Joachim Höflich, Professor für Kommunikationswissenschaften an der Universität Erfurt, sieht in der Begeisterung für triviale Inhalte eine Gegenbewegung zum Kommerz im Internet. Dabei gelte das Motto "Je irrsinniger, desto besser". Skurrile Seiten mit "Trash"-Charakter würden in bestimmten Kreisen regelrecht "gehandelt" - etwa auf Schulhöfen und in Chat-Räumen. Allerdings müssen sie laut Höflich so schlecht sein, dass sie schon wieder gut sind.

Einen derartigen Kultstatus hat etwa die schräge Frisurengalerie unter http://www.fiese-scheitel.de erreicht. Rund 400 000 Besucher haben sich seit dem Start im vergangenen Jahr beispielsweise an den Haarmatten der WM-Fußballer von 1978 erfreut oder an umstrittenen Styling-Variationen wie dem "Vokuhila" (Vorne kurz, hinten lang).

"Ich will die Leute zum Schmunzeln bringen", sagt "Oberscheitel" Marcus Bruhne, Gründer von fiese-scheitel.de. Kommerzielle Motive verfolge er nicht, und der Erfolg der Frisuren-Galerie sei keineswegs geplant gewesen. Viele der Haar-Skurrilitäten findet der 25-jährige Student der Kommunikationstechnologie aus Wuppertal auf Flohmärkten: "Mein größter Fundus sind Schallplattencover und alte Fußball-Alben." Immer häufiger würden ihm auch Privatleute Fotos zusenden - in der Hoffnung, in der "Hall of Scheitel" aufgelistet zu werden.

"Die von Schund und Trash ausgehende Faszination gab es schon immer", erklärt Roland Mangold, Psychologie-Professor an der Universität Mannheim. Allerdings habe sie im World Wide Web eine neue Ausdrucksmöglichkeit gefunden: "Das Internet bietet jedem ein Forum der Selbstdarstellung, ohne dass dabei Quoten wie im Rundfunk eingehalten werden müssen."

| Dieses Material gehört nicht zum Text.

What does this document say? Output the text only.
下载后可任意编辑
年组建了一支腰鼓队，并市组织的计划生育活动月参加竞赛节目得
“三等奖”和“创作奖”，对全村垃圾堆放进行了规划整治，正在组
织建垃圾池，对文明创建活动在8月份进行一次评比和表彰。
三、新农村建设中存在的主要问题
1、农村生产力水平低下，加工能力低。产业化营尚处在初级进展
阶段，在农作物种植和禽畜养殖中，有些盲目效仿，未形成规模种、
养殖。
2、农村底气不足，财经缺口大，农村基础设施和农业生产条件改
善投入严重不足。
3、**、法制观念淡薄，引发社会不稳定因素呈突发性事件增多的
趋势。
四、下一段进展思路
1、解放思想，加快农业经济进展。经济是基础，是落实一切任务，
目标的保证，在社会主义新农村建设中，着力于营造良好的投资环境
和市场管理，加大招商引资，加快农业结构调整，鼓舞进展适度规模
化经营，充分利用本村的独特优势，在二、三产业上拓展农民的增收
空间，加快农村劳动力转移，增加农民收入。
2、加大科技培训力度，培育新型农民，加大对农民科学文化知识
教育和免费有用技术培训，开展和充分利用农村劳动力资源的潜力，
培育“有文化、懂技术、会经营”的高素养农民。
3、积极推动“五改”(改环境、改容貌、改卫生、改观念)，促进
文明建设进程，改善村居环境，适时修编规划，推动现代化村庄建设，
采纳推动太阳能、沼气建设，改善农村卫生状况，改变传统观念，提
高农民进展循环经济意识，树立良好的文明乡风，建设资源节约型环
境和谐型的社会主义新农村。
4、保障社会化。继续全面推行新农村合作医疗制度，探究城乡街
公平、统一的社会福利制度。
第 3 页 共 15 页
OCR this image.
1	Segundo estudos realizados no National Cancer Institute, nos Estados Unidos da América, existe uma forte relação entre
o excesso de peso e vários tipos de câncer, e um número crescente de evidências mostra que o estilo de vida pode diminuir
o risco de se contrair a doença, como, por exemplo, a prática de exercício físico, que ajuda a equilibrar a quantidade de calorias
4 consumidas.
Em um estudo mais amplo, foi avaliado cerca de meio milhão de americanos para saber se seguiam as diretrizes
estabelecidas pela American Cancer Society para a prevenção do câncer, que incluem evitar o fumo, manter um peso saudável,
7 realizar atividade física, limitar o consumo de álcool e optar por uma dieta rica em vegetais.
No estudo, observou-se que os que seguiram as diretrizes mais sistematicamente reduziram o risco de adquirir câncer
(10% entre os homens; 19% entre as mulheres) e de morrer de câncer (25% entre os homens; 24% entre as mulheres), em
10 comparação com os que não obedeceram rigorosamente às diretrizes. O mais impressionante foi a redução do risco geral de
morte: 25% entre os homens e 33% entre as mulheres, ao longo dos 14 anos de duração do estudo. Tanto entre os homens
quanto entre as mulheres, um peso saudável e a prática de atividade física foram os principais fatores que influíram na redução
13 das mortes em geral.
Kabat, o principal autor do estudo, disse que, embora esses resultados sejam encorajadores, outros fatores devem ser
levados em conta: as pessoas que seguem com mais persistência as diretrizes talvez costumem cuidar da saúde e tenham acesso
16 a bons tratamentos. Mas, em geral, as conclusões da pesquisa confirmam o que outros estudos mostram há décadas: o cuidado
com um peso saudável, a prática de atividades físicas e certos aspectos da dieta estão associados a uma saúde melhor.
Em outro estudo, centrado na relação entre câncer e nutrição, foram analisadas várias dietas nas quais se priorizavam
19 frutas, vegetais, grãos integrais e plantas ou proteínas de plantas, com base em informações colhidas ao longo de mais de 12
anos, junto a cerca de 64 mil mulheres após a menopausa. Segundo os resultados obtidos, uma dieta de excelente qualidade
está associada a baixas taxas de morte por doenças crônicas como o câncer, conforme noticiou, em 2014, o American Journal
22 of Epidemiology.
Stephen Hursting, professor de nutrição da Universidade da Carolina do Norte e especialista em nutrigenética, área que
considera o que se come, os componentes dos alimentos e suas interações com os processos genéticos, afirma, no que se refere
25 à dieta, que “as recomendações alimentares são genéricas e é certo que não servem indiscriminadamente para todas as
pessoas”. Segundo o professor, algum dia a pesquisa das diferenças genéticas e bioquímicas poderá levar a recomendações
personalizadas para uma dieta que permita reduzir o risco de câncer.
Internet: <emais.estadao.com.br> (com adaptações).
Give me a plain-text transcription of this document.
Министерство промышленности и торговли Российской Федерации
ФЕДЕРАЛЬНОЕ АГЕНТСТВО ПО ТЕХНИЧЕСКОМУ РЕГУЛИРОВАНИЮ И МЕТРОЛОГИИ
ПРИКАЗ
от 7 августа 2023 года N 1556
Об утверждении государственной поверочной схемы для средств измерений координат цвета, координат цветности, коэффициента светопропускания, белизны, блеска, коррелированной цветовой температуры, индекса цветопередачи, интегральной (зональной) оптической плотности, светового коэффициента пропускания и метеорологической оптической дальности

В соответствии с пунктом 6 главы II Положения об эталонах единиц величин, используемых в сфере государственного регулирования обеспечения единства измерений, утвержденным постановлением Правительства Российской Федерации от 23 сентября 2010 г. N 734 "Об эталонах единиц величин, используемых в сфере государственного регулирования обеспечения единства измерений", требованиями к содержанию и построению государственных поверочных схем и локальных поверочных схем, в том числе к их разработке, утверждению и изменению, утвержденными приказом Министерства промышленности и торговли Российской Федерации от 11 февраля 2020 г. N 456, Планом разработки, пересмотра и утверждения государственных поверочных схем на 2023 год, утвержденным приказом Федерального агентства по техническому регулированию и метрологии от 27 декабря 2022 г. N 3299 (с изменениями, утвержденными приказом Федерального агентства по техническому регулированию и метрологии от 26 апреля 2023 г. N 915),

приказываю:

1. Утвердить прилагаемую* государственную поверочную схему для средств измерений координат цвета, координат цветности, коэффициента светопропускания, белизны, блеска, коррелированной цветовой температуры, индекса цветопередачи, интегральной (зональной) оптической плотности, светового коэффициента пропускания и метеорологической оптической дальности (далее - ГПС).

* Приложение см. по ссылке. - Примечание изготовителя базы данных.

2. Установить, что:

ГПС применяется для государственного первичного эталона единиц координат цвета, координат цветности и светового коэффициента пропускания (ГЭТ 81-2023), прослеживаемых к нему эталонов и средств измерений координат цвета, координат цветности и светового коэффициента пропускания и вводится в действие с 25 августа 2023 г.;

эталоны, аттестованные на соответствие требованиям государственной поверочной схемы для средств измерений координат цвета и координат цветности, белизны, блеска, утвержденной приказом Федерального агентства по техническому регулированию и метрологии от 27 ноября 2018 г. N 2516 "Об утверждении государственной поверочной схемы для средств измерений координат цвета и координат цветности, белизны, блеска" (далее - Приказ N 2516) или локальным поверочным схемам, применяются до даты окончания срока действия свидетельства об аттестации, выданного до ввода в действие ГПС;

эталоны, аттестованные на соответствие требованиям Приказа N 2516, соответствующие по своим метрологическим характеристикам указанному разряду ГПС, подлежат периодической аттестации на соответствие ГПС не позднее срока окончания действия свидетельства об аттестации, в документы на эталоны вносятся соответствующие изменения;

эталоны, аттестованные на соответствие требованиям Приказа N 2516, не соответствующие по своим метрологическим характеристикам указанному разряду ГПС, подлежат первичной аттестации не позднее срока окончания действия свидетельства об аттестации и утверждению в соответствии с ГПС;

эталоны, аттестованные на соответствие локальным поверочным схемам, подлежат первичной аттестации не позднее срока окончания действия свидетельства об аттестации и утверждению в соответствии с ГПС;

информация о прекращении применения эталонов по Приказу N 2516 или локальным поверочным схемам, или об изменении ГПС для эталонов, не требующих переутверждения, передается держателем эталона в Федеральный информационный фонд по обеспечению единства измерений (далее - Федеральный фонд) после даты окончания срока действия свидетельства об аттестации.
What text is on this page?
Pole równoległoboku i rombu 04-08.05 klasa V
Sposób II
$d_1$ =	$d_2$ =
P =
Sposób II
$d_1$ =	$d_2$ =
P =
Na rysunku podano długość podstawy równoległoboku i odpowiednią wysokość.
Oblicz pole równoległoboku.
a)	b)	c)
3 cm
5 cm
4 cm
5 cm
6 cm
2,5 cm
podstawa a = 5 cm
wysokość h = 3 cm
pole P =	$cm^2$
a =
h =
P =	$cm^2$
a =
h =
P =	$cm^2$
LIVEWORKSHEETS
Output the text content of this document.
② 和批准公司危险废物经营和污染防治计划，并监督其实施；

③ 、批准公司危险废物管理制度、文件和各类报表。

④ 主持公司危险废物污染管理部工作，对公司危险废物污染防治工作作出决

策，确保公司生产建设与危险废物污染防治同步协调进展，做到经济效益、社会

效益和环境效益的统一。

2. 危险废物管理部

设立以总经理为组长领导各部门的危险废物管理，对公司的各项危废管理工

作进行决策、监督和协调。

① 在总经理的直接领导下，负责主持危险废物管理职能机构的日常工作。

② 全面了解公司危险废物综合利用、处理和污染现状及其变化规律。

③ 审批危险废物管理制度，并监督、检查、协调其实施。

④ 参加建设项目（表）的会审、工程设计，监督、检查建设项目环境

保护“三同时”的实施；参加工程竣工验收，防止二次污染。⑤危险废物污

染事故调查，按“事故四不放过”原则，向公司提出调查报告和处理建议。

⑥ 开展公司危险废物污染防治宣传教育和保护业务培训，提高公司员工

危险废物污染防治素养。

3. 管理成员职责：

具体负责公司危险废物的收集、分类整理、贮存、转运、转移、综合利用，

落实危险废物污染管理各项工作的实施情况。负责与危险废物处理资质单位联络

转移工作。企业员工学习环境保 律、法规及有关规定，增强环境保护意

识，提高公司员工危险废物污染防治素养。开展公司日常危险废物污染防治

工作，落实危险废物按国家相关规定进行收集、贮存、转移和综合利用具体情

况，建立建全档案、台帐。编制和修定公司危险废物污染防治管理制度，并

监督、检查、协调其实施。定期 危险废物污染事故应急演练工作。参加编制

Ein weiteres Beispiel für elektronische Albernheiten ist die Website http://www.butterbrot.de/. Inhaber Alexander Hüsing ruft hier zur Rettung der "belegten Graubrotscheibe" auf. "Das Butterbrot ist eine bedrohte Spezies und durch Baguette, Sandwich, Croissant und schnelle Snacks vom Aussterben bedroht", sagt der Journalist aus Heidelberg. Aus diesem Grund sucht er Gleichgesinnte, "die sich ebenfalls outen und öffentlich zum Butterbrot bekennen". Unter der Rubrik "scharfe Schnitten" finden sich unter anderem Varianten mit Zungenwurst und Curry-Ketchup, Banane oder "Gurkenmatsch". Liebhaber können die Butterbrote sogar "adoptieren".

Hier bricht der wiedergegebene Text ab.